Market movers today
After an eventful day yesterday, we end the week in a more quiet fashion as some markets are closed for Labour Day/May Day celebrations.
The US ISM manufacturing index for April will likely mirror the steep fall already observed in the flash PMI last week. However, lengthening supplier delivery times due to supply chain disruptions continue to introduce an upward bias in the index.
The OPEC+ supply cuts agreed upon early in April are scheduled to take effect today. Despite the cuts, we expect downward pressure on the oil price to prevail until economies start to open up again on a larger scale (see Oil hit by ‘black April’ but stabilising forces ahead , 24 April).

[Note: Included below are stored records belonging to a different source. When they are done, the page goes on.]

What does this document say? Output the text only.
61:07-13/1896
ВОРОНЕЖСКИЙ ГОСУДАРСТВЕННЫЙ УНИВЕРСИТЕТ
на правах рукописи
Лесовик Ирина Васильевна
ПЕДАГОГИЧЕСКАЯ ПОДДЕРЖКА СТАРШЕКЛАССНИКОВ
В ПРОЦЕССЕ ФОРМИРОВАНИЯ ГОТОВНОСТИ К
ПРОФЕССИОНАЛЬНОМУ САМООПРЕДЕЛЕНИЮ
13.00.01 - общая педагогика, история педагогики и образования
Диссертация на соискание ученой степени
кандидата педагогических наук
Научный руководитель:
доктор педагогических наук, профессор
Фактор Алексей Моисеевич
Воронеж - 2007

No major events scheduled in the Scandi region today.
Selected market news
Risk sentiment darkened somewhat on Thursday after tech giants Amazon and Apple cautioned of a possible loss and refrained from guidance, respectively, and as the stream of US data continued to worsen. Meanwhile, on Thursday afternoon the Fed came out saying that it will expand loan offerings and qualification rules for its forthcoming USD600bn Main Street Lending Program, unveiled earlier this month. Following a dire day for European stocks, losses in US equity indices were more contained with S&P down less than 1% and sentiment improving in Asia ex-Japan. US Treasury yields ended the day close to flat with the 10Y just off 0.62%. Crude oil prices continued their winning streak with WTI reaching USD20/bbl and Brent USD27/bbl. Broad dollar on the rise overnight where bids for safe-haven currencies returned and notably the Scandies are giving up a bit of their gains of recent days.

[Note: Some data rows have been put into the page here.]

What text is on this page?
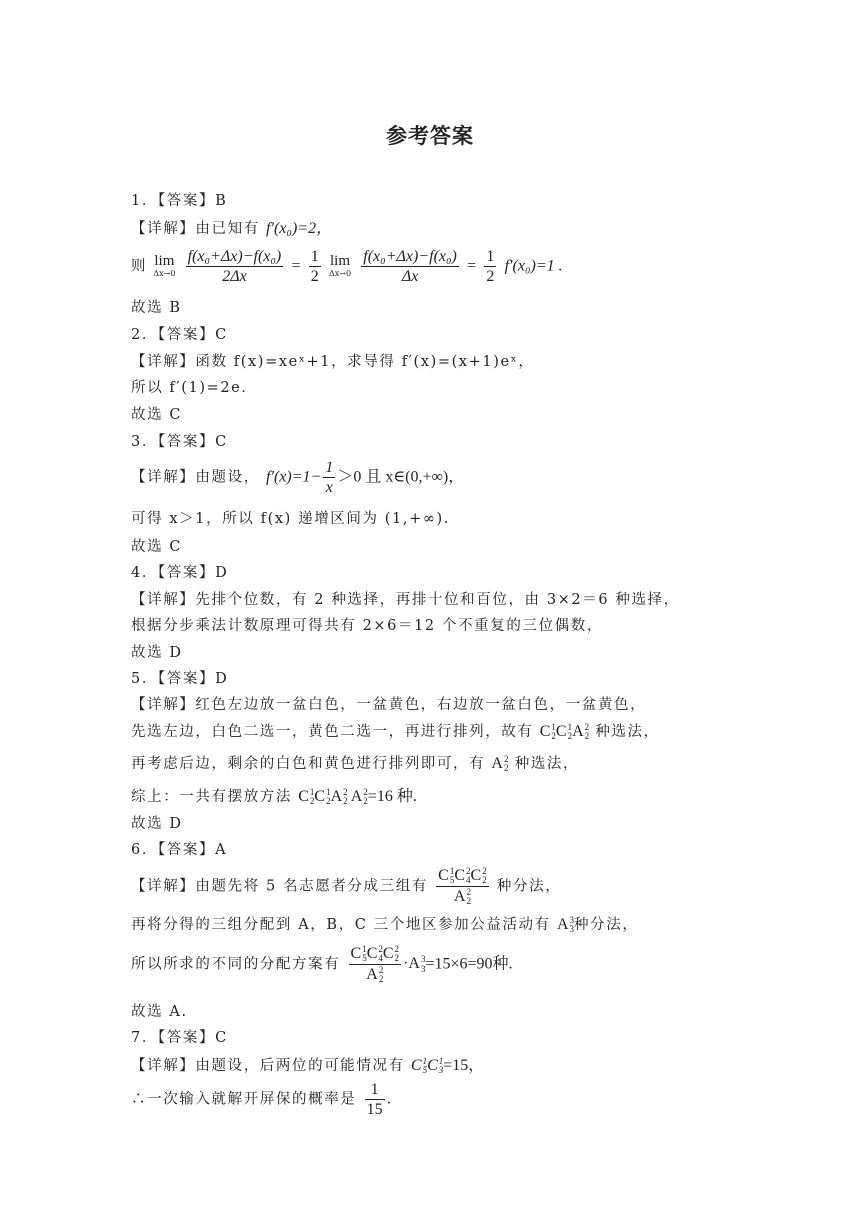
参考答案
1．【答案】B
【详解】由已知有 f′(x₀)=2，
则 lim
Δx→0
$\frac{\text{f(x₀+Δx)−f(x₀)}}{2\Delta x} = \frac{1}{2}$
lim
Δx→0
$\frac{\text{f(x₀+Δx)−f(x₀)}}{\Delta x} = \frac{1}{2} f'(x_0)=1$ .
故选 B
2．【答案】C
【详解】函数 f(x)=xeˣ+1，求导得 f′(x)=(x+1)eˣ，
所以 f′(1)=2e．
故选 C
3．【答案】C
【详解】由题设， $f'(x)=1- \frac{1}{x} >0$ 且 x∈(0,+∞)，
可得 x＞1，所以 f(x) 递增区间为 (1,+∞).
故选 C
4．【答案】D
【详解】先排个位数，有 2 种选择，再排十位和百位，由 3×2＝6 种选择，
根据分步乘法计数原理可得共有 2×6＝12 个不重复的三位偶数，
故选 D
5．【答案】D
【详解】红色左边放一盆白色，一盆黄色，右边放一盆白色，一盆黄色，
先选左边，白色二选一，黄色二选一，再进行排列，故有 C 1
2 C 1
2 A 2
2 种选法，
再考虑后边，剩余的白色和黄色进行排列即可，有 A 2
2 种选法，
综上：一共有摆放方法 C 1
2 C 1
2 A 2
2 A 2
2 =16 种.
故选 D
6．【答案】A
【详解】由题先将 5 名志愿者分成三组有 C 1
5 C 2
4 C 2
2
A 2
2 种分法，
再将分得的三组分配到 A，B，C 三个地区参加公益活动有 A 3
3 种分法，
所以所求的不同的分配方案有 C 1
5 C 2
4 C 2
2
A 2
2 ·A 3
3 =15×6=90种.
故选 A.
7．【答案】C
【详解】由题设，后两位的可能情况有 C 1
5 C 1
3 =15，
∴一次输入就解开屏保的概率是 $\frac{1}{15}$ .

At yesterday’s meeting the ECB did not change the modalities of either of its asset-buying schemes (PEPP, APP) neither in size, composition or similar. However, the ECB made a ‘pseudo rate cut’ for banks from June and 12M ahead by lowering the rate on the targeted longer-term refinancing operations (TLTRO) by 25bp. Further, the ECB plans to start conducting seven unconditional liquidity operations this year to alleviate the economic and financial consequences of the coronavirus pandemic, so-called PELTROs. All in all, this implies that all relevant ECB policy rates from June 2020 through to June 2021 lie in the range between -25bp and -1%; this helped steer short-end rates lower yesterday, taking e.g. the 2Y EUR swap rate down some 3bp. We now expect the ECB to step up its PEPP by another EUR250bn and extend the APP scheme at the June meeting. In essence, while the ECB may not directly be in the business of closing spreads, the Governing Council has demonstrated that it is keen to avoid widening and now gives the torch to banks to close spreads while standing ready to adjust all measures if required. After a relatively steady course during the ECB meeting, EUR/USD jumped above 1.0950 around the time of the 4pm CEST fix in a sign of possible month-end flows steering the cross.